PERS is like any other government agency: It has the power to abuse public resources. Public access to government records helps root out such abuses. PERS had long considered the names of retirees, their benefit payouts and other basic information confidential. Then the Reno Gazette-Journal sued to open those records to public scrutiny, and the courts ruled in the newspaper’s favor.

However, the Public Employees Retirement System of Nevada hasn’t fully complied with the high court’s confirmation that pension data are public records. Per the court decision, PERS must release the names of all retirees, their total pension benefit, their government employer, their hire and retirement dates, and their final salary, which generally plays a role in calculating pension benefits. Thus far, PERS has released only beneficiary names and their payout from the month of January, which can reflect adjustments from the previous year and, when multiplied by 12, may not accurately reflect a retiree’s total annual benefit. Last month, the Gazette-Journal petitioned a District Court judge to compel the release of all the records the newspaper requested.
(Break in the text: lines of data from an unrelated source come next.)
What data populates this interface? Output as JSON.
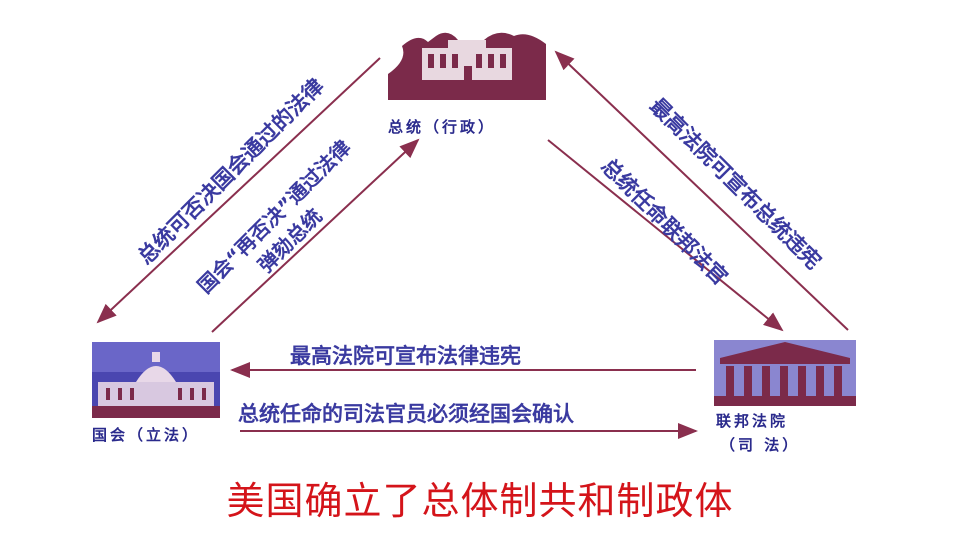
{
  "nodes": {
    "president": {
      "label": "总统（行政）"
    },
    "congress": {
      "label": "国会（立法）"
    },
    "court": {
      "label_line1": "联邦法院",
      "label_line2": "（司 法）"
    }
  },
  "relations": {
    "president_veto": "总统可否决国会通过的法律",
    "congress_override_line1": "国会“再否决”通过法律",
    "congress_override_line2": "弹劾总统",
    "court_rules_president": "最高法院可宣布总统违宪",
    "president_appoints": "总统任命联邦法官",
    "court_rules_law": "最高法院可宣布法律违宪",
    "confirm_judges": "总统任命的司法官员必须经国会确认"
  },
  "caption": "美国确立了总体制共和制政体",
  "colors": {
    "photo_fill": "#7b2a4a",
    "text_blue": "#3a3aa0",
    "caption_red": "#d4141a",
    "arrow": "#8a2f4e"
  }
}
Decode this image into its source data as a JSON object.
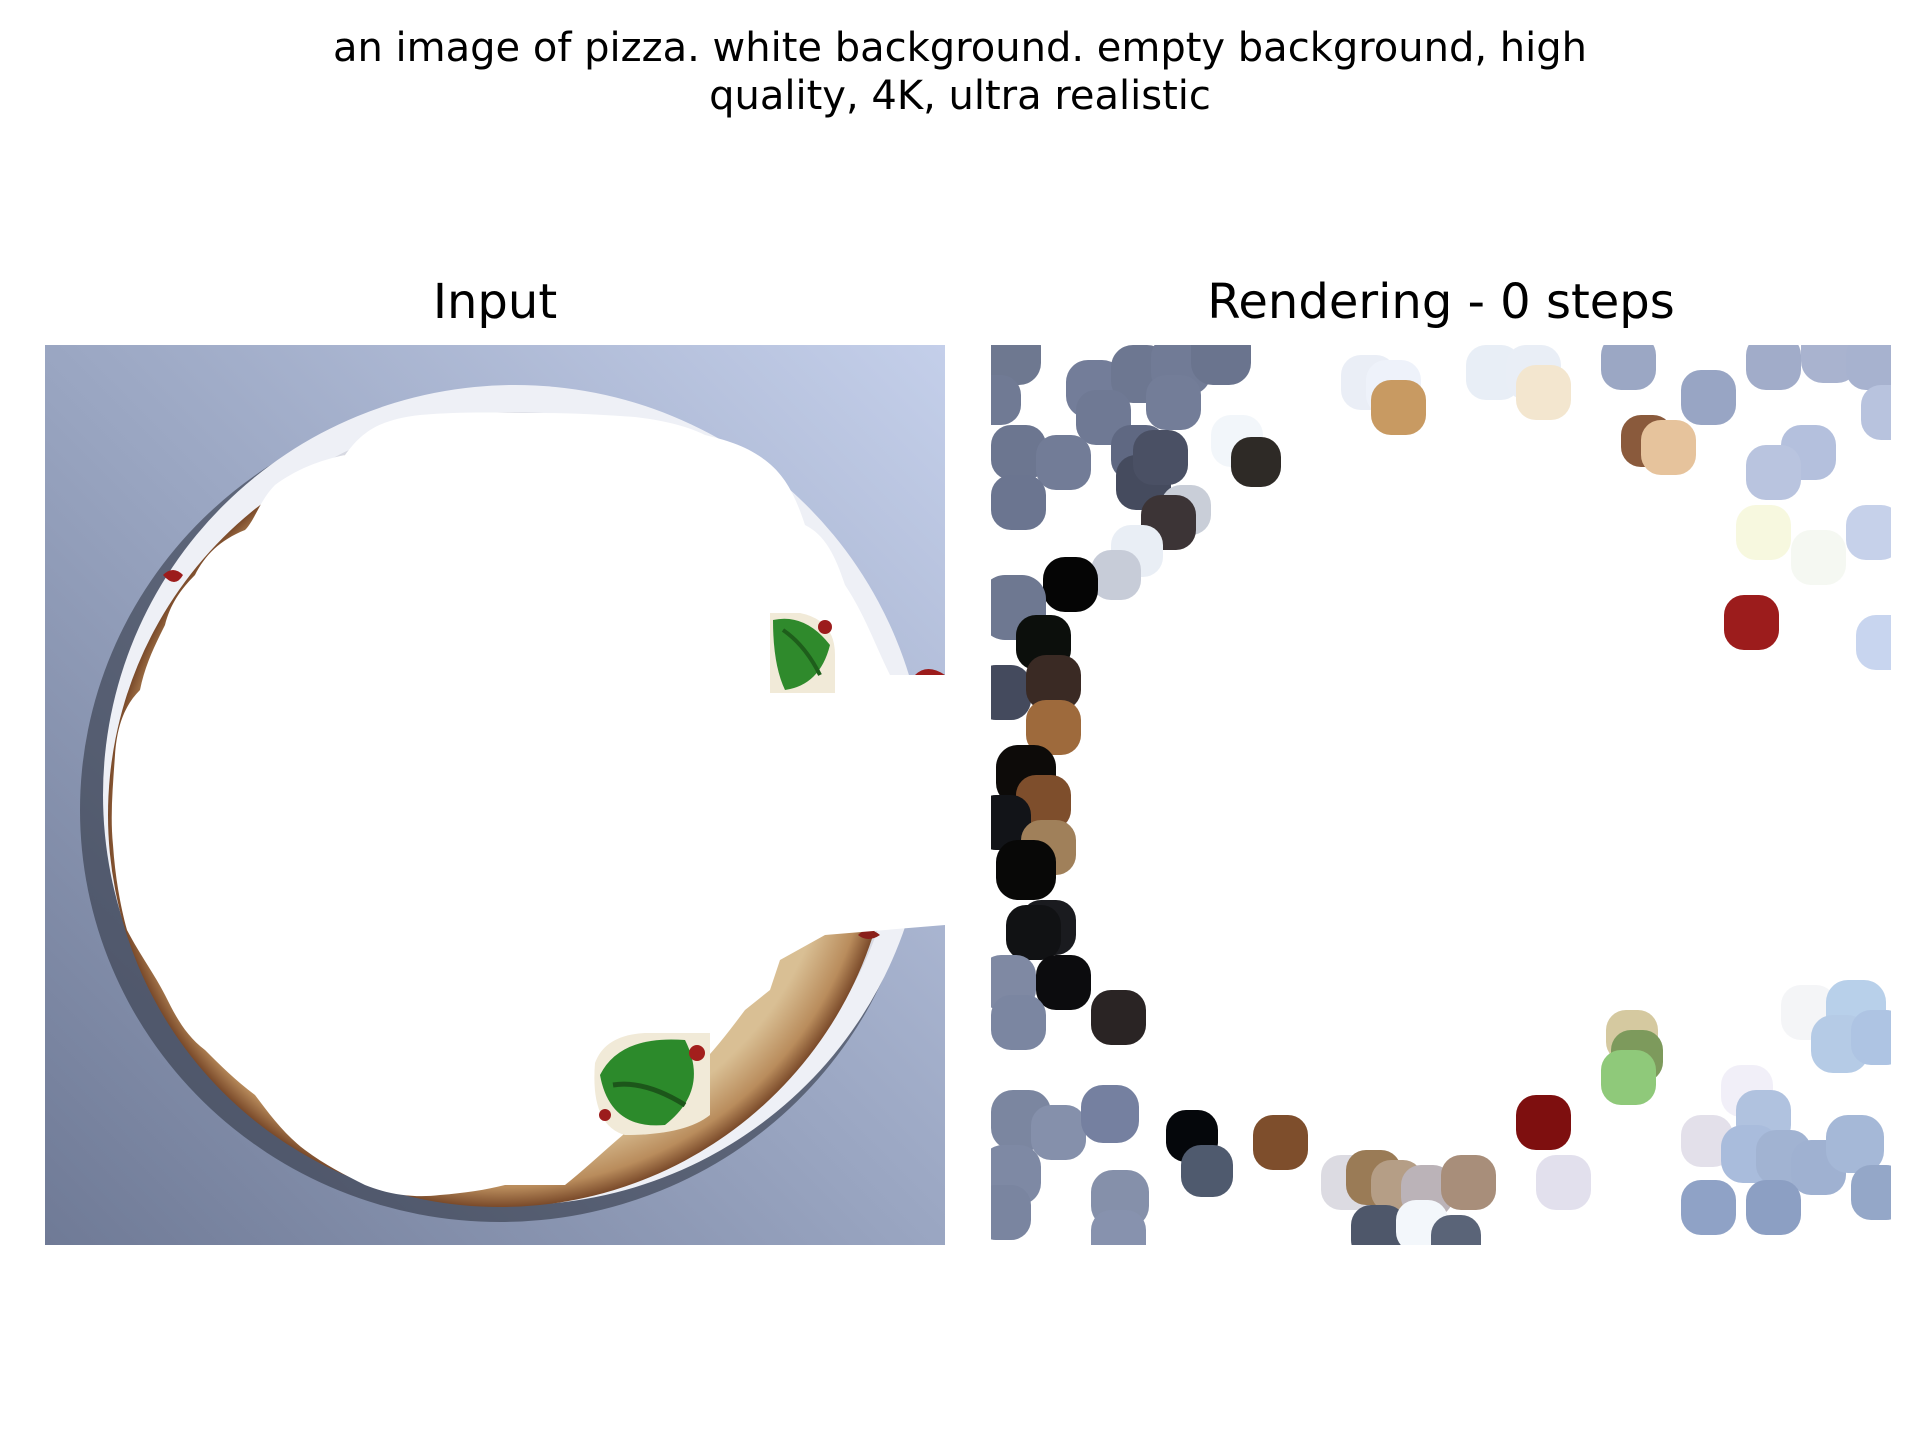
{
  "figure": {
    "title_lines": [
      "an image of pizza. white background. empty background, high",
      "quality, 4K, ultra realistic"
    ]
  },
  "panels": [
    {
      "title": "Input"
    },
    {
      "title": "Rendering - 0 steps"
    }
  ],
  "colors": {
    "backdrop_light": "#c6d0ea",
    "backdrop_dark": "#6b7690",
    "plate_rim": "#eef0f6",
    "crust": "#c9a779",
    "basil": "#2f8a2c",
    "sauce": "#9c1c1c"
  }
}
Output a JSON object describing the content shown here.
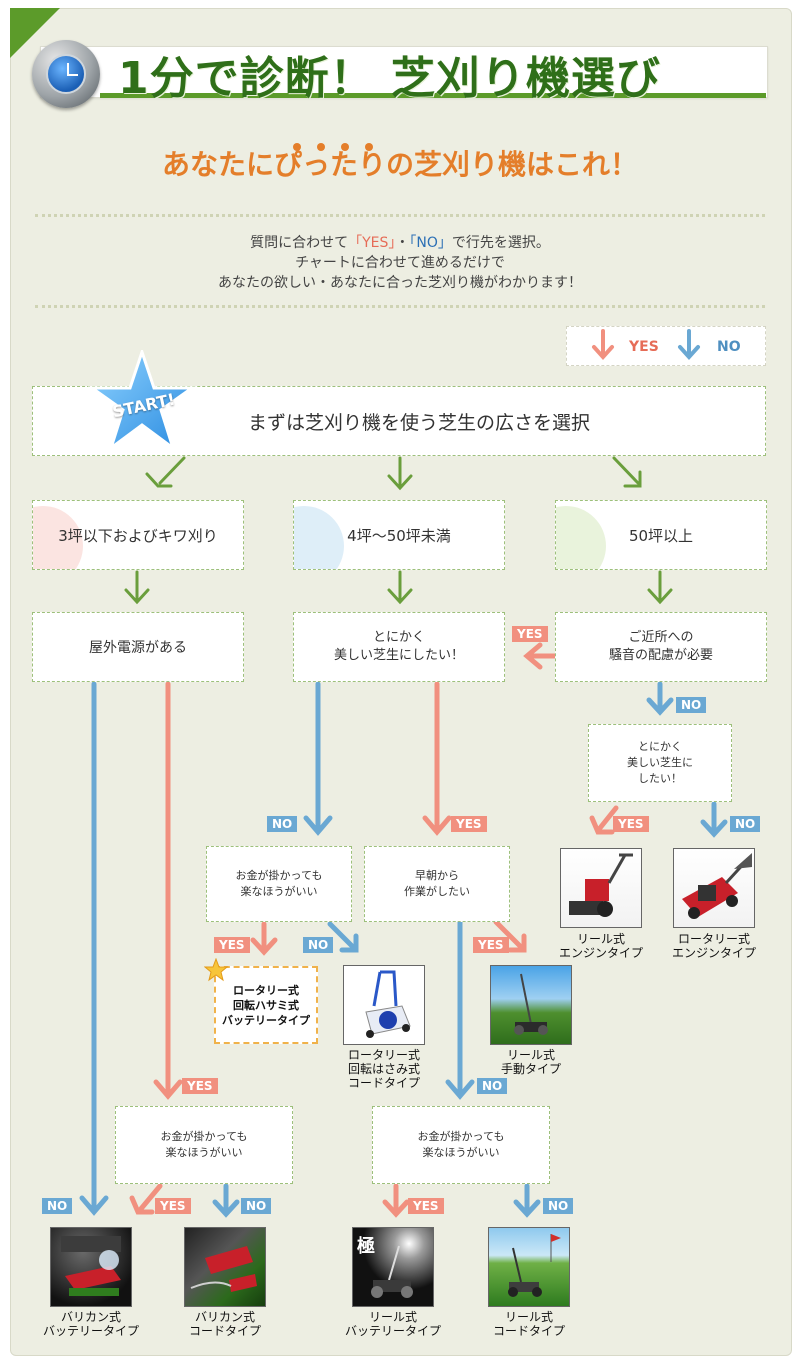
{
  "header": {
    "title": "1分で診断！ 芝刈り機選び",
    "subtitle": "あなたにぴったりの芝刈り機はこれ！",
    "intro": {
      "line1_pre": "質問に合わせて",
      "yes_label": "「YES」",
      "sep": "・",
      "no_label": "「NO」",
      "line1_post": "で行先を選択。",
      "line2": "チャートに合わせて進めるだけで",
      "line3": "あなたの欲しい・あなたに合った芝刈り機がわかります！"
    }
  },
  "legend": {
    "yes": "YES",
    "no": "NO"
  },
  "start": {
    "label": "START!",
    "question": "まずは芝刈り機を使う芝生の広さを選択"
  },
  "areas": [
    {
      "label": "3坪以下およびキワ刈り"
    },
    {
      "label": "4坪〜50坪未満"
    },
    {
      "label": "50坪以上"
    }
  ],
  "questions": {
    "outdoor_power": "屋外電源がある",
    "beautiful_mid_line1": "とにかく",
    "beautiful_mid_line2": "美しい芝生にしたい！",
    "noise_line1": "ご近所への",
    "noise_line2": "騒音の配慮が必要",
    "beautiful_large_line1": "とにかく",
    "beautiful_large_line2": "美しい芝生に",
    "beautiful_large_line3": "したい！",
    "money_mid_line1": "お金が掛かっても",
    "money_mid_line2": "楽なほうがいい",
    "morning_line1": "早朝から",
    "morning_line2": "作業がしたい",
    "money_small_line1": "お金が掛かっても",
    "money_small_line2": "楽なほうがいい",
    "money_reel_line1": "お金が掛かっても",
    "money_reel_line2": "楽なほうがいい"
  },
  "tags": {
    "yes": "YES",
    "no": "NO"
  },
  "products": {
    "reel_engine": {
      "line1": "リール式",
      "line2": "エンジンタイプ"
    },
    "rotary_engine": {
      "line1": "ロータリー式",
      "line2": "エンジンタイプ"
    },
    "rotary_battery": {
      "line1": "ロータリー式",
      "line2": "回転ハサミ式",
      "line3": "バッテリータイプ"
    },
    "rotary_cord": {
      "line1": "ロータリー式",
      "line2": "回転はさみ式",
      "line3": "コードタイプ"
    },
    "reel_manual": {
      "line1": "リール式",
      "line2": "手動タイプ"
    },
    "clipper_battery": {
      "line1": "バリカン式",
      "line2": "バッテリータイプ"
    },
    "clipper_cord": {
      "line1": "バリカン式",
      "line2": "コードタイプ"
    },
    "reel_battery": {
      "line1": "リール式",
      "line2": "バッテリータイプ",
      "logo": "極"
    },
    "reel_cord": {
      "line1": "リール式",
      "line2": "コードタイプ"
    }
  },
  "colors": {
    "green": "#5c9b2a",
    "yes": "#f1907f",
    "no": "#6aa8d3",
    "orange": "#e47e2a"
  }
}
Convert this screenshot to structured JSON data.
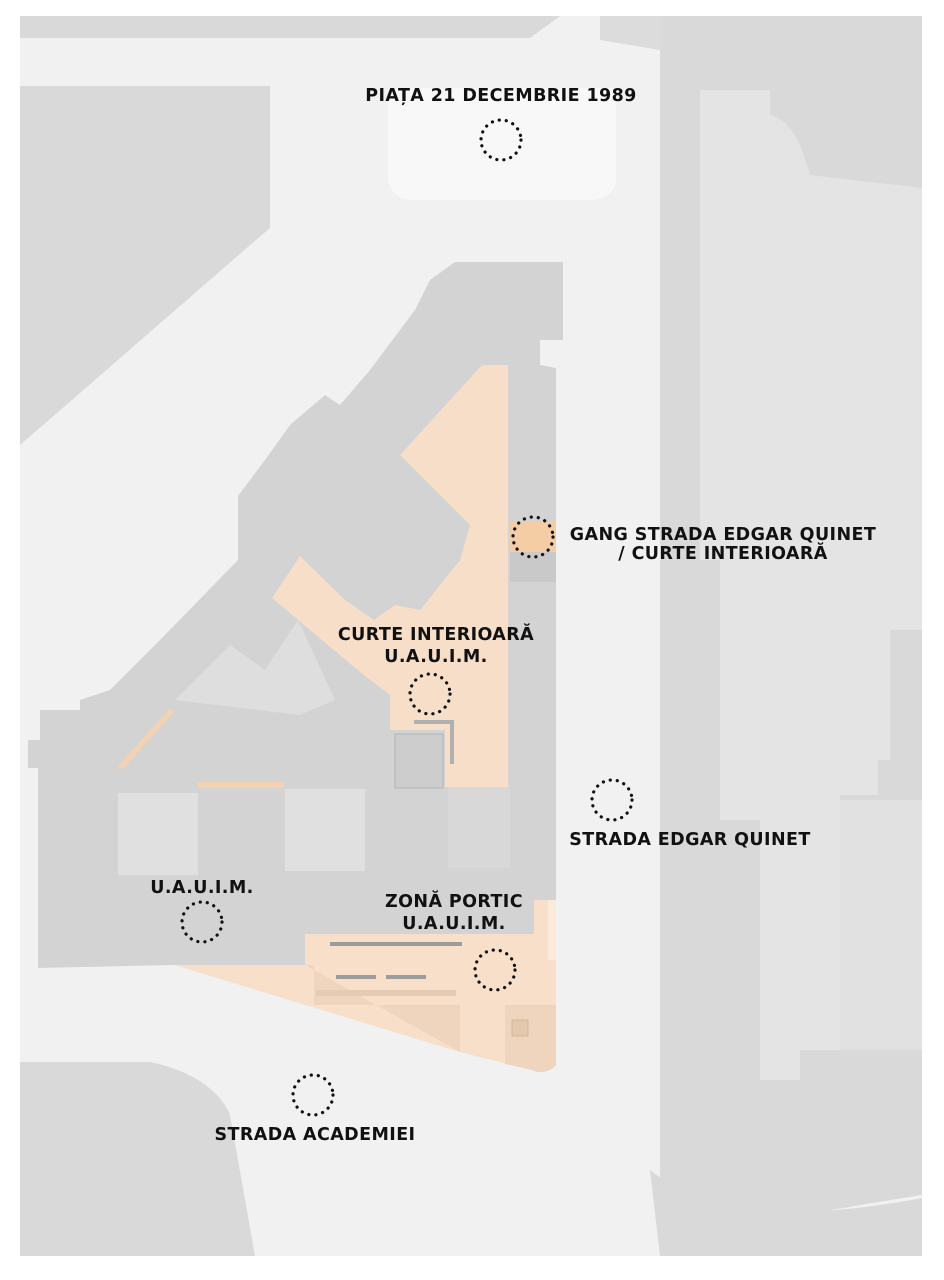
{
  "map": {
    "colors": {
      "background": "#ffffff",
      "street": "#f1f1f1",
      "block": "#d9d9d9",
      "building": "#d3d3d4",
      "building_light": "#e1e1e1",
      "plaza": "#f7f7f7",
      "courtyard": "#f6dec8",
      "courtyard_dark": "#efd9c6",
      "marker": "#111111",
      "label": "#111111"
    },
    "labels": {
      "piata": "PIAȚA 21 DECEMBRIE 1989",
      "gang_line1": "GANG STRADA EDGAR QUINET",
      "gang_line2": "/ CURTE INTERIOARĂ",
      "curte_line1": "CURTE INTERIOARĂ",
      "curte_line2": "U.A.U.I.M.",
      "edgar": "STRADA EDGAR QUINET",
      "uauim": "U.A.U.I.M.",
      "portic_line1": "ZONĂ PORTIC",
      "portic_line2": "U.A.U.I.M.",
      "academiei": "STRADA ACADEMIEI"
    }
  }
}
From the little information PERS has released, we know several elected officials are simultaneously collecting salaries from their political positions as well as generous pensions from their days as public employees; we know many retirees are collecting lucrative pensions while working full-time in the private sector; and we know the system has awarded disability pensions that deserve additional scrutiny.

What else might we learn once we have full access to PERS records and their full context? Are entire government workforces gaming the system? And if so, should lawmakers enact reforms to address abuses? The public deserves an informed debate on the issue — and they can’t get that without information. The court should order PERS to open all its records immediately.